When I hear people within HR extolling the increasing importance of HR functions in the age of AI, I can’t help wondering what planet they may be living on.
Back in July 2020, I made the case that HR functions needed to wake up and smell the coffee. Conflating the strategic business and talent challenges presented by the dizzying array of technology advances with HR’s incumbency position struck me as being tone deaf.
HR is founded on necessity. A need to run payroll, maintain benefits, administer programs, hire and fire people, and be ombuds-people for compliance. The very things that AI promises to automate.
The challenges businesses currently face are of an entirely different and new nature. Specifically, debottlenecking decision-making, agility, speed and enabling a digital savvy workforce.
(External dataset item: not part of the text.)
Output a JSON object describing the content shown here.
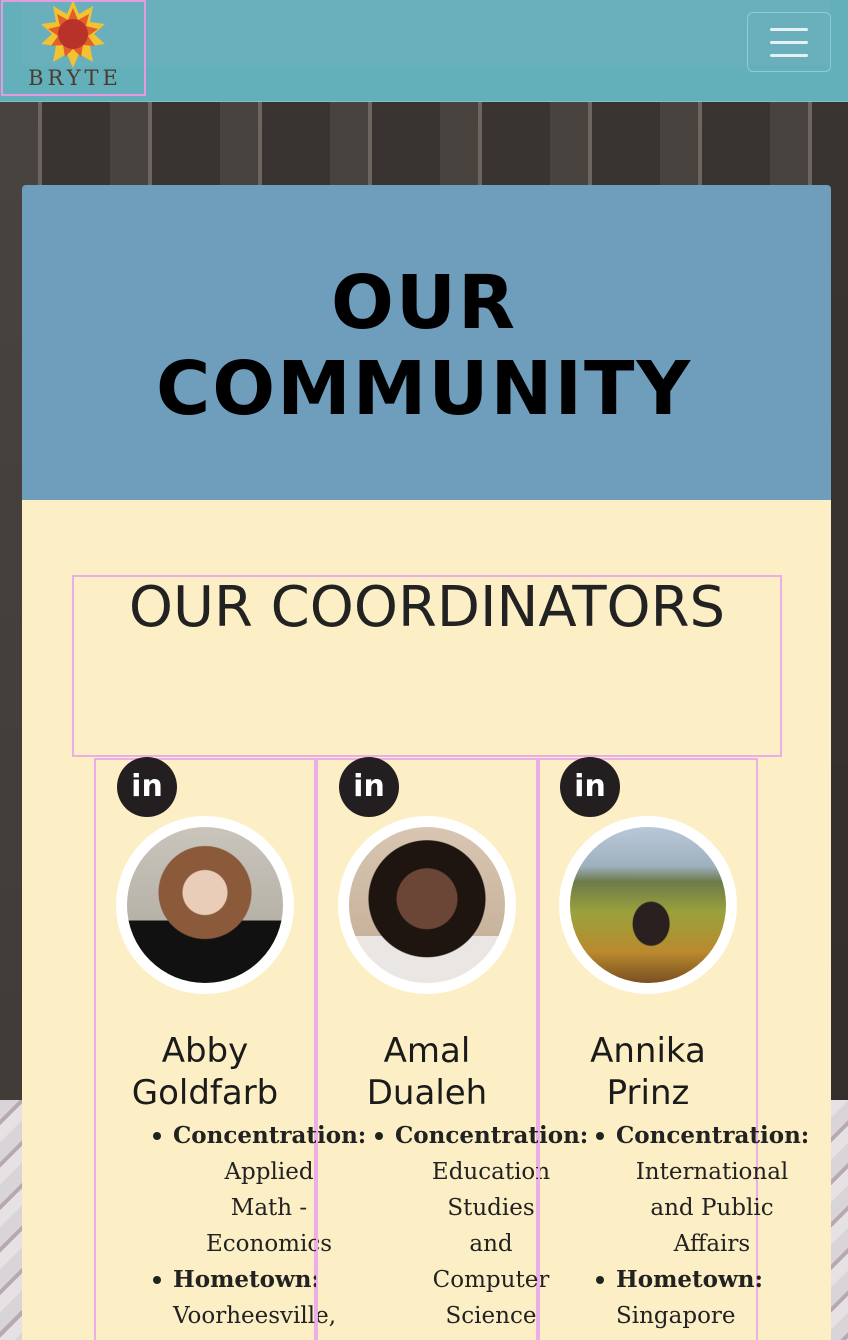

Indeed, the currencies of existing HR; hierarchical organizations, grade levels, career ladders, annual cycles, and top-down cascades are the very things that businesses need to escape.
So, can HR reinvent itself from process wardens to organization liberators?
On International HR Day, I think it apt to once again lay down the challenge. If HR is to be relevant, necessary, essential in the coming years, it will need to completely rethink how it goes about developing people. Less emphasis on recruiting, reward, learning, and administration…. More on business consulting, strategy, finance, entrepreneurship, and bureaucracy busting.